Motivation

The "developer platform" at a given tech organization today is more often than not a host of disparate solutions which have been adopted and then bound together by little more than half a dozen third-party CLIs, a few shell scripts and the moniker of "platform".

Even when an organization adopts a "Platform-as-a-Service" (PaaS), there are still many systems which remain integral to the "platform" which reside outside of the PaaS.

There are some tech organizations which get much closer to a what might be considered a true developer platform by authoring bespoke services and tooling which enable their developers to operate across the various underlying integrations more seamlessly. The rise of developer platform teams found at many organizations is a testament to the effectiveness of this approach.
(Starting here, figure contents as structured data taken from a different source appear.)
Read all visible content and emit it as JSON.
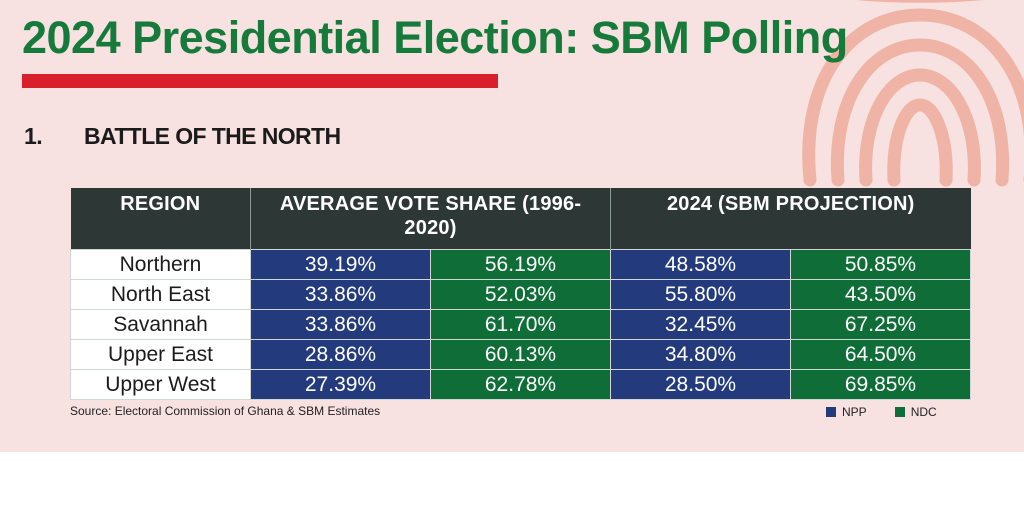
{
  "colors": {
    "npp": "#233a7d",
    "ndc": "#0f6e37",
    "header": "#2d3735",
    "title": "#157a3a",
    "accent": "#d81f2a",
    "background": "#f7e1e1"
  },
  "chart_data": {
    "type": "table",
    "title": "2024 Presidential Election: SBM Polling",
    "section_number": "1.",
    "section_title": "BATTLE OF THE NORTH",
    "headers": {
      "region": "REGION",
      "average": "AVERAGE VOTE SHARE (1996-2020)",
      "projection": "2024 (SBM PROJECTION)"
    },
    "rows": [
      {
        "region": "Northern",
        "avg_npp": "39.19%",
        "avg_ndc": "56.19%",
        "proj_npp": "48.58%",
        "proj_ndc": "50.85%"
      },
      {
        "region": "North East",
        "avg_npp": "33.86%",
        "avg_ndc": "52.03%",
        "proj_npp": "55.80%",
        "proj_ndc": "43.50%"
      },
      {
        "region": "Savannah",
        "avg_npp": "33.86%",
        "avg_ndc": "61.70%",
        "proj_npp": "32.45%",
        "proj_ndc": "67.25%"
      },
      {
        "region": "Upper East",
        "avg_npp": "28.86%",
        "avg_ndc": "60.13%",
        "proj_npp": "34.80%",
        "proj_ndc": "64.50%"
      },
      {
        "region": "Upper West",
        "avg_npp": "27.39%",
        "avg_ndc": "62.78%",
        "proj_npp": "28.50%",
        "proj_ndc": "69.85%"
      }
    ],
    "source": "Source: Electoral Commission of Ghana & SBM Estimates",
    "legend": [
      "NPP",
      "NDC"
    ]
  }
}
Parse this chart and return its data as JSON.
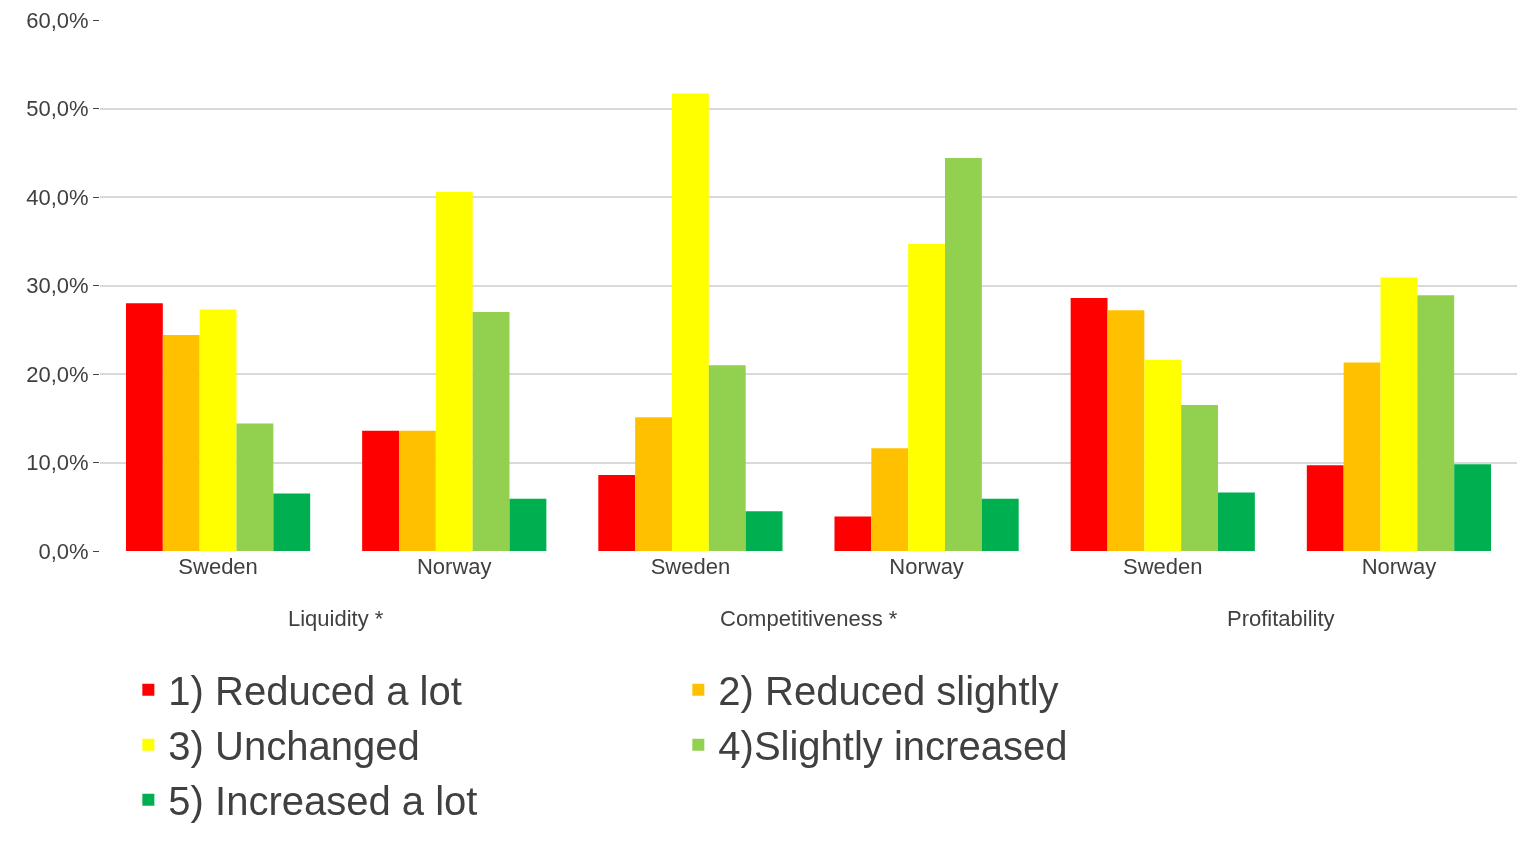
{
  "chart_data": {
    "type": "bar",
    "categories": [
      "Sweden",
      "Norway",
      "Sweden",
      "Norway",
      "Sweden",
      "Norway"
    ],
    "series": [
      {
        "name": "1) Reduced a lot",
        "color": "#ff0000",
        "values": [
          28.0,
          13.6,
          8.6,
          3.9,
          28.6,
          9.7
        ]
      },
      {
        "name": "2) Reduced slightly",
        "color": "#ffc000",
        "values": [
          24.4,
          13.6,
          15.1,
          11.6,
          27.2,
          21.3
        ]
      },
      {
        "name": "3) Unchanged",
        "color": "#ffff00",
        "values": [
          27.3,
          40.6,
          51.7,
          34.7,
          21.6,
          30.9
        ]
      },
      {
        "name": "4)Slightly increased",
        "color": "#92d050",
        "values": [
          14.4,
          27.0,
          21.0,
          44.4,
          16.5,
          28.9
        ]
      },
      {
        "name": "5) Increased a lot",
        "color": "#00b050",
        "values": [
          6.5,
          5.9,
          4.5,
          5.9,
          6.6,
          9.8
        ]
      }
    ],
    "annotations": [
      "Liquidity *",
      "Competitiveness *",
      "Profitability"
    ],
    "ylim": [
      0,
      60
    ],
    "yticks": [
      {
        "value": 0,
        "label": "0,0%"
      },
      {
        "value": 10,
        "label": "10,0%"
      },
      {
        "value": 20,
        "label": "20,0%"
      },
      {
        "value": 30,
        "label": "30,0%"
      },
      {
        "value": 40,
        "label": "40,0%"
      },
      {
        "value": 50,
        "label": "50,0%"
      },
      {
        "value": 60,
        "label": "60,0%"
      }
    ],
    "grid": "y",
    "legend": "bottom"
  }
}
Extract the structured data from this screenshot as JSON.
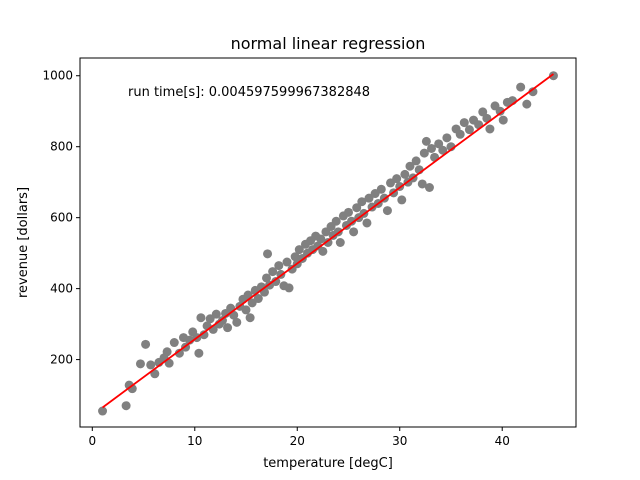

But what happens when an organization finds itself with too many in-house tools? The tooling itself begins to face the same problem it originally sought to remedy—it needs something to bind it all together. The tooling, in order to fulfill it's intended purpose, needs to be able to present itself as singular interface to it's users. This is not entirely a new problem and there are organizations who have built and maintain higher-order tools which unite all of the other tools, but until now there has not been a framework which is purpose-built for this specific endeavor.

This is the purpose which Targets seeks to fulfill.

Targets strives to provides a framework for turning your organization's entire developer toolbox into a Swiss Army knife. It makes authoring higher-order tools fun and easy by preferring declarative solutions and baking in everything you might need for the 80% use case.